Rationale

This study asks a simple question: does the actor’s body type in a sandwich ad nudge calorie estimates? That visual serves as the cue.

Hypothesis

Average calorie estimates differ between versions of the ad (buff vs dad bod).

Variables & method

One hundred participants were randomly split into two groups of 50 and shown one ad version. After viewing, each person estimated the sandwich’s calories. We compare group means with an independent‑samples t‑test (Welch).

Results & discussion

The graph contrasts the groups. The table shows the t‑test.

# Packages
if (!require("dplyr")) install.packages("dplyr")
if (!require("ggplot2")) install.packages("ggplot2")
if (!require("gt")) install.packages("gt")

library(dplyr); library(ggplot2); library(gt)
options(scipen = 999)

# Load data (expects SandwichAd.csv in the project folder)
mydata <- read.csv("SandwichAd.csv")

# Prepare variables
mydata <- mydata %>% mutate(DV = Calories, IV = Actor)

# --- Graph ---
group_means <- mydata %>% group_by(IV) %>% 
  summarise(mean_DV = mean(DV, na.rm = TRUE), .groups = "drop")

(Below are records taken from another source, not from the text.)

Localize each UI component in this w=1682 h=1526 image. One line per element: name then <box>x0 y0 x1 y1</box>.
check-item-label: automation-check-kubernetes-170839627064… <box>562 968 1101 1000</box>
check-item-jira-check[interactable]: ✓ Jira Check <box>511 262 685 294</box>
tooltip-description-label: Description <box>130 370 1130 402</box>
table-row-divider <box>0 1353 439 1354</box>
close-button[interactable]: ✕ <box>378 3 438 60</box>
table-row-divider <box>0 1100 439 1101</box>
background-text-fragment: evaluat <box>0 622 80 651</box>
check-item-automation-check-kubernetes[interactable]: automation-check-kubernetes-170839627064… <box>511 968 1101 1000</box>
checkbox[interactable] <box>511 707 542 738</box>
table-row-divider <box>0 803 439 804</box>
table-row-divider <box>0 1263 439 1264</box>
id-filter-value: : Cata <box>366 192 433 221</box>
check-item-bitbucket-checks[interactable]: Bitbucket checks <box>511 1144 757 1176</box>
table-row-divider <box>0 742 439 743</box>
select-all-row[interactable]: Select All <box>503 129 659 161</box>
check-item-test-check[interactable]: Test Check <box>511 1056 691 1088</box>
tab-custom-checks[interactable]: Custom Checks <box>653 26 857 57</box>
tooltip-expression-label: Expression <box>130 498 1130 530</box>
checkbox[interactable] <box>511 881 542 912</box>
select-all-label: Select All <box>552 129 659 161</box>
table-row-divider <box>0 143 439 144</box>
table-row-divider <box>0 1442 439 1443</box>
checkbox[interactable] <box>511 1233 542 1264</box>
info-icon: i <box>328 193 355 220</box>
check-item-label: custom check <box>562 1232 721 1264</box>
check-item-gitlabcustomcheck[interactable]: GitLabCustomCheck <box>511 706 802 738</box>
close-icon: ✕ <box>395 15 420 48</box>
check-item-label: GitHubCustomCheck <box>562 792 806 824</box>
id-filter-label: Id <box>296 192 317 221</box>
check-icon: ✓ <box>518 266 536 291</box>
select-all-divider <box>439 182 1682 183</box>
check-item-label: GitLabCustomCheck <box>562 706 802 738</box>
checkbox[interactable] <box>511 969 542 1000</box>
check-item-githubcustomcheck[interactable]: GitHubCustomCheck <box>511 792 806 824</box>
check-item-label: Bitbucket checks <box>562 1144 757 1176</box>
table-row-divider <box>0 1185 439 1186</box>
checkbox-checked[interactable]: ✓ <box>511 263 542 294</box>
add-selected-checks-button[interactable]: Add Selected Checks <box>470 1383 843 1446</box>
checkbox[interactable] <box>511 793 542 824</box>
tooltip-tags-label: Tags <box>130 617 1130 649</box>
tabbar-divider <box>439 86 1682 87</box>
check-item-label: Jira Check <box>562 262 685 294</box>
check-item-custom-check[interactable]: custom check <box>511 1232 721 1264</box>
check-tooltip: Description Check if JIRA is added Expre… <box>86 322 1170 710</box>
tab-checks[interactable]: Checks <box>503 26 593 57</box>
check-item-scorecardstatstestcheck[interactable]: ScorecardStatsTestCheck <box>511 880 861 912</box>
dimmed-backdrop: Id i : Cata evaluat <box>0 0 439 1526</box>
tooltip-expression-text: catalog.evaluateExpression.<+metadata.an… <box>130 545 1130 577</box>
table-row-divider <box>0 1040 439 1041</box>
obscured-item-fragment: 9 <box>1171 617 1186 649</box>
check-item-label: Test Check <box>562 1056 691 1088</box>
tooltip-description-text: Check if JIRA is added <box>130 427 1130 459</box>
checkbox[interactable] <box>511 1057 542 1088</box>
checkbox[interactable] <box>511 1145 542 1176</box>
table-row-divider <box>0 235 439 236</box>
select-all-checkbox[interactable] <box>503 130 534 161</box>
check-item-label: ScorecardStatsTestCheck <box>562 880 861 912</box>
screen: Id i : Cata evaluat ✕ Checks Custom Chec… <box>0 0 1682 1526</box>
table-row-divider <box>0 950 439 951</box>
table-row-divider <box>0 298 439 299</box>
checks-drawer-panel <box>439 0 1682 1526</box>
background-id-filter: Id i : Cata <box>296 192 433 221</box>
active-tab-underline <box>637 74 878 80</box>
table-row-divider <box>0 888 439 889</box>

ggplot(mydata, aes(x = DV)) +
  geom_histogram(binwidth = diff(range(mydata$DV, na.rm = TRUE))/30,
                 color = "black", fill = "#1f78b4", alpha = 0.7) +
  geom_vline(data = group_means, aes(xintercept = mean_DV),
             color = "red", linetype = "dashed", linewidth = 1) +
  facet_grid(IV ~ .) +
  labs(title = "Calories distributions by ad condition",
       x = "Estimated calories", y = "Count") +
  theme_minimal()
# --- Welch t-test and summary table ---
t_res <- t.test(DV ~ IV, data = mydata, var.equal = FALSE)

t_summary <- tibble(
  Group1 = levels(as.factor(mydata$IV))[1],
  Group2 = levels(as.factor(mydata$IV))[2],
  Mean1  = t_res$estimate[1],
  Mean2  = t_res$estimate[2],
  t      = as.numeric(t_res$statistic),
  df     = as.numeric(t_res$parameter),
  p      = as.numeric(t_res$p.value),
  CI_low = t_res$conf.int[1],
  CI_high= t_res$conf.int[2]
)

t_summary %>%
  gt() %>%
  fmt_number(columns = c(Mean1, Mean2, CI_low, CI_high), decimals = 2) %>%
  fmt_number(columns = c(t, df, p), decimals = 3) %>%
  tab_header(
    title = "Independent samples t-test results",
    subtitle = "Welch's t-test (unequal variances)"
  ) %>%
  cols_label(
    Group1 = "Group 1",
    Group2 = "Group 2",
    Mean1  = "Mean (Group 1)", 
    Mean2  = "Mean (Group 2)",
    t      = "t statistic",
    df     = "Degrees of freedom",
    p      = "p-value",
    CI_low = "95% CI (Lower)",
    CI_high= "95% CI (Upper)"
  )

Group differences follow the pattern expected by the hypothesis: viewers of the dad bod ad give higher calorie estimates. The t‑test indicates that the difference is statistically significant.